U.S. stock-index futures rose further and Treasuries declined after data showed the U.S. economy grew 4 percent in the second quarter, with the better-than-expected report coming ahead of a monetary-policy decision from the Federal Reserve.
Stocks futures added to gains after the GDP report, which exceeded expectations of a 3.2 percent annualized growth rate and also had the Commerce Department revising its take on the first quarter, which it now figures contracted 2.1 percent versus its initial 2.9 percent contraction.
The yield on the 10-year Treasury yield used to figure mortgage rates and other consumer loans jumped 5 basis points to 2.508 percent.
ADP reported the private sector added 218,000 jobs in July.
Analysts had expected the U.S. economy to have grown by an annualized 3.2 percent between April and June, following the 2.9 percent decline in the first three months of the year.

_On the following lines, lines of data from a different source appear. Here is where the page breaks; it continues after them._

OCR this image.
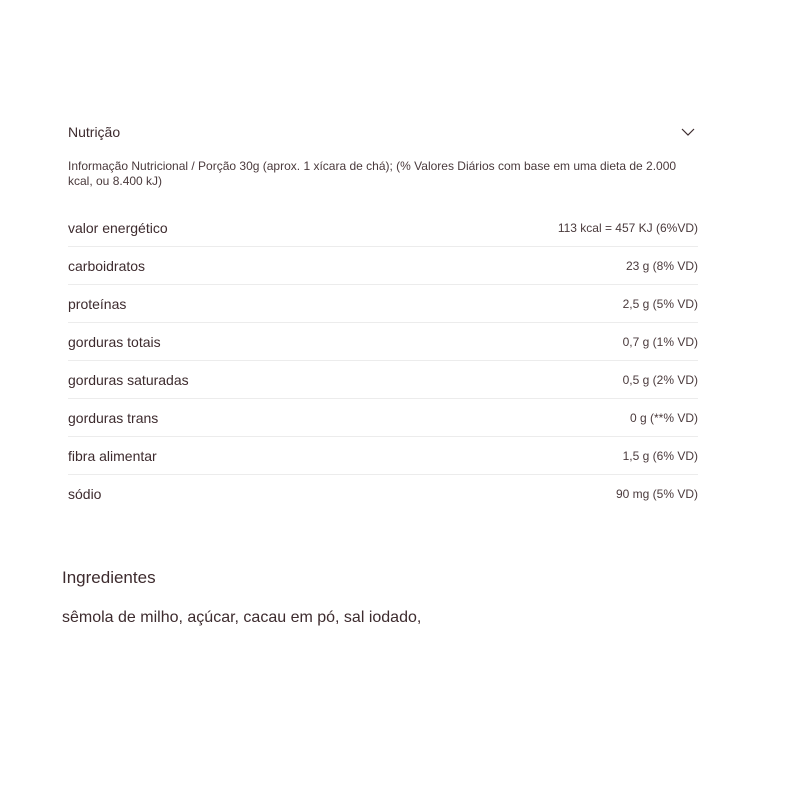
Nutrição
Informação Nutricional / Porção 30g (aprox. 1 xícara de chá); (% Valores Diários com base em uma dieta de 2.000 kcal, ou 8.400 kJ)
valor energético	113 kcal = 457 KJ (6%VD)
carboidratos	23 g (8% VD)
proteínas	2,5 g (5% VD)
gorduras totais	0,7 g (1% VD)
gorduras saturadas	0,5 g (2% VD)
gorduras trans	0 g (**% VD)
fibra alimentar	1,5 g (6% VD)
sódio	90 mg (5% VD)
Ingredientes
sêmola de milho, açúcar, cacau em pó, sal iodado,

The Fed is seen reducing its asset purchases by another $10 billion to $25 billion a month.
"GDP is actively watched by the Federal Open Market Committee (FOMC) and if the figure is growing at a rate higher than official estimates, chatter of rate rises will hit the Street," said Evan Lucas, market strategist at IG, in a note.
Sprint gained after the telecommunications company reported better-than-expected second-quarter revenue.
Twitter's stock jumped nearly 30 percent in after-hours trading on Tuesday following the release of its quarterly earnings, as solid growth in active users soothed concerns about the future of the microblogging site.
On Tuesday, President Barack Obama announced an expansion in sanctions on Russia, targeting its energy, defense and financial sectors. His statement came after the European Union said it was increasing its own sanctions against Russia after the country continued to support separatists in eastern Ukraine and build up armed forces on its border with Ukraine.
Concerns over Argentina and the prospect of it defaulting for the third time in 28 years were also in focus. The government and holdout creditors will resume talks on Wednesday to try and avert a debt default by the end of the day.
Japan's benchmark Nikkei index scaled a new six-month peak on Wednesday, despite the release of disappointing data. Industrial output dropped 3.3 percent in June from May, significantly below forecasts and marking the first decline in two months.